Screening not foolproof for avoiding post-LASIK ectasia

August 15, 2008

Several preoperative features have been identified as important risk factors for ectasia after laser refractive surgery, particularly in patients undergoing LASIK for high myopia or myopic astigmatism. This complication can occur in the absence of any of these findings, however.

Key Points

"There is good consensus that preoperative corneal topographic abnormalities, corneal thickness, residual stromal bed thickness, high myopia and myopic astigmatism, and patient age are important risk factors for ectasia. However, this event is probably less iatrogenic than we think," said Dr. Netto, Department of Ophthalmology, University of São Paulo, Brazil.

"It appears some patients are genetically predisposed to develop ectasia post-LASIK even in the absence of any identifiable risk factors and or even without undergoing laser refractive surgery," he said. "Therefore, when ectasia occurs postoperatively, perhaps refractive surgeons do not always need to feel guilty."

The first lesson was that ectasia is likely to evolve in patients with subclinical keratoconus. Of the 15 cases of ectasia in the series, three (20%) involved eyes determined to have subclinical keratoconus preoperatively.

The second lesson was that ectasia can develop after LASIK for hyperopia. This situation was represented in one of the 15 eyes, a patient who had preoperative refractions of +2.5 and +3.25 D and normal corneal thickness.

"The literature also contains some reports of ectasia developing after hyperopic LASIK," he said.

The third lesson was that ectasia can develop after PRK for low myopia. Dr. Netto's series of ectasia cases also included a single eye with this history and no evidence of suspicious topography preoperatively, and he noted the similar reports in the literature.

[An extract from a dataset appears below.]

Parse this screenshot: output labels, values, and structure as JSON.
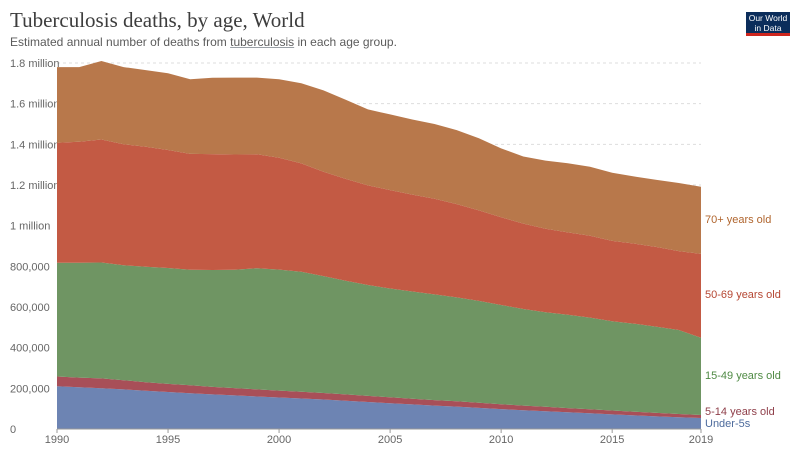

Nine eyes in the series were the basis for a fourth lesson, which was that ectasia can develop in eyes without any evident risk factor.

"This situation has also been previously reported and so was not too surprising," Dr. Netto said. "What was more surprising was that ectasia did not develop in a number of eyes that had several preoperative risk factors and long-term follow-up extending up to 10 years postoperatively."

He noted that Perry Binder, MD, also reported in the Journal of Cataract and Refractive Surgery (2007;33:1530-1538) absence of ectasia development in eyes with multiple risk factors. This experience suggests that certain features, which are not yet identified, may be useful for predicting risk.

Screening strategies

Recognizing the limitations of current screening approaches, Dr. Netto suggested that in addition to evaluating patients for accepted probable risk factors, including taking particular care in examining the preoperative topography, other possible predisposing features may be sought in the history-taking or using new technologies.

"A review of personal files reveals additional potential risk factors for post-LASIK ectasia that include a habit of eye rubbing, family history of keratoconus, increased level of higher-order aberrations, best-corrected visual acuity less than 20/25, and topographic and refractive instability," he said.

Additional diagnostic measurements that may be obtained include posterior corneal surface and corneal thickness maps, Dr. Netto said. Also, corneal biomechanical properties can be evaluated by measuring corneal hysteresis and the corneal resistance factor, he added.

"However, further study is needed to establish the utility of these newer assessments as ectasia screening tools," Dr. Netto said.

Meanwhile, topography and ultrasound pachymetry remain the mainstays for preoperative screening of at-risk patients. Findings of inferior-superior asymmetry more than 1.4 D, a central keratometry value greater than 47.2 D, non-orthogonal astigmatism, and significant asymmetry of topographic patterns between eyes are considered topographic risk factors for post-LASIK ectasia. Regarding pachymetry, although surgeons should review preoperative corneal thickness and predicted residual stromal bed thickness, it is important to be aware that no "magic numbers" exist for these parameters that would identify patients who can safely undergo LASIK.

"Management decisions should be guided by considering these data together with the preoperative refraction, topographic findings, and other clinical features," he concluded.